Prenons-en un qui a échappé au débat : Centre-Sud. Coincé entre Hochelaga, le Plateau et le Quartier latin, l’ancien Faubourg à m’lasse témoigne toujours de son histoire ouvrière, avec des vestiges ici et là qu’on entraperçoit à travers les condominiums. Selon Gaétan Roberge, du comité logement Ville-Marie, la conversion du parc locatif à Centre-Sud s’est faite progressivement, sur une période de 20 ans, contrairement aux autres quartiers populaires où des vagues massives de construction de condos et de perte d’habitations locatives se sont observées en peu de temps. Dans Centre-Sud, ces changements se sont opérés d’une façon insidieuse, échappant ainsi aux rapports conflictuels constatés dans les autres quartiers en mutation. Un bel observatoire pour comparer ces deux discours anti et pro-gentrification.

Revitalisation urbaine

Cinq femmes ont accepté de me rencontrer, dont quatre ont aménagé dans Centre-Sud au début des années 1980 en tant qu’étudiantes de l’UQAM. Martine, elle, est née ici dans les années 1970. Elle se souvient d’ailleurs des bâtisses désuètes qui ont été restaurées par les étudiant·e·s et les jeunes professionnel·le·s. Pour M. Roberge, c’est déjà le signe d’une gentrification. Les appartements retapés seront loués de plus en plus cher : la proximité du centre-ville rend le quartier attirant pour ceux et celles qui y travaillent et les étudiant·e·s d’alors ont maintenant des professions libérales, ce qui leur permet aujourd’hui d’absorber ces hausses de loyer. La construction des condos commence dès la fin des années 1990, entraînant dans son sillage des commerces de proximité adaptés aux goûts des nouveaux résidents.

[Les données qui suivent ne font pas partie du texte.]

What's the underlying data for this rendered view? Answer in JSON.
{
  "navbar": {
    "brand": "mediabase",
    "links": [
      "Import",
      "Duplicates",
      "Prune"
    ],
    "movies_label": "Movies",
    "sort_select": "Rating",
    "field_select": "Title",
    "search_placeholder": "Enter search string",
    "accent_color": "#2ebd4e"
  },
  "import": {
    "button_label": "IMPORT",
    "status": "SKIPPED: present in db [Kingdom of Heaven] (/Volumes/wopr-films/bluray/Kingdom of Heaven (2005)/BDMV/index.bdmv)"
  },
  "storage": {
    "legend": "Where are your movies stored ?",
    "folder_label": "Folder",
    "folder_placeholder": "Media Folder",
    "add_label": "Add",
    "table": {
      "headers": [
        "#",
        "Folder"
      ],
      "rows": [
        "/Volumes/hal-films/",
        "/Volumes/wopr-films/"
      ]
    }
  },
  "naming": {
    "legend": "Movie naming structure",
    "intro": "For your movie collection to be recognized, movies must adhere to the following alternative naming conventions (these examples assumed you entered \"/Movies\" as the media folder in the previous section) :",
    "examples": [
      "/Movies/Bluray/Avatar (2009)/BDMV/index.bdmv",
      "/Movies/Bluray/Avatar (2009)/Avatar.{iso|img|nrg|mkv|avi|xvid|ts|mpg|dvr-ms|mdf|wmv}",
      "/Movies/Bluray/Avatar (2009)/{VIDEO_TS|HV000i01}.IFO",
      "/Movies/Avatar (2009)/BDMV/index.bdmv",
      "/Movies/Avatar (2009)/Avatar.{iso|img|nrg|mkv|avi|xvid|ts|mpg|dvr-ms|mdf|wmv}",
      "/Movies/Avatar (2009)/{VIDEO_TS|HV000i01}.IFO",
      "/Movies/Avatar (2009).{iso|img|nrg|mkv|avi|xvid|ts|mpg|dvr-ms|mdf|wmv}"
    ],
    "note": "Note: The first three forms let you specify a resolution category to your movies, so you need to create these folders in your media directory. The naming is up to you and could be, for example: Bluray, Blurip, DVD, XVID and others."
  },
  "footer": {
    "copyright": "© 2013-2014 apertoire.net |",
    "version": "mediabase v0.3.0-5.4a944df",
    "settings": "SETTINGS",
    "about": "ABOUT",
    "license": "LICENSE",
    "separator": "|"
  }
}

Mieux nanties que plusieurs ménages de Centre-Sud, ces anciennes étudiantes s’insurgent. Les hausses de loyer et les prix des boutiques finiront par chasser les personnes les plus défavorisées du quartier. « Dans une société, il n’y a pas juste des gens qui font des bons salaires, et c’est ça qu’on veut dans notre quartier ; on veut pas que les pauvres soient obligés de quitter », affirme Chantal. Il faut préserver cette mixité sociale, qui est vue comme le reflet d’une société diversifiée à l’échelle d’un quartier.

Ce mélange bénéfique des horizons socioéconomiques semble supporter les arguments de l’IEDM. D’autant plus que l’embourgeoisement vient aussi avec une revitalisation des aménagements urbains. Les rues se verdissent, on réaménage les parcs, l’offre d’activités sociales se diversifie. Même les épiceries solidaires arrivent après les ménages plus fortunés ! Les résidentes ne sont pourtant pas dupes : pourquoi faut-il attendre l’arrivée de populations privilégiées pour reverdir le quartier ? Ces changements sont toutefois appréciés par ces femmes.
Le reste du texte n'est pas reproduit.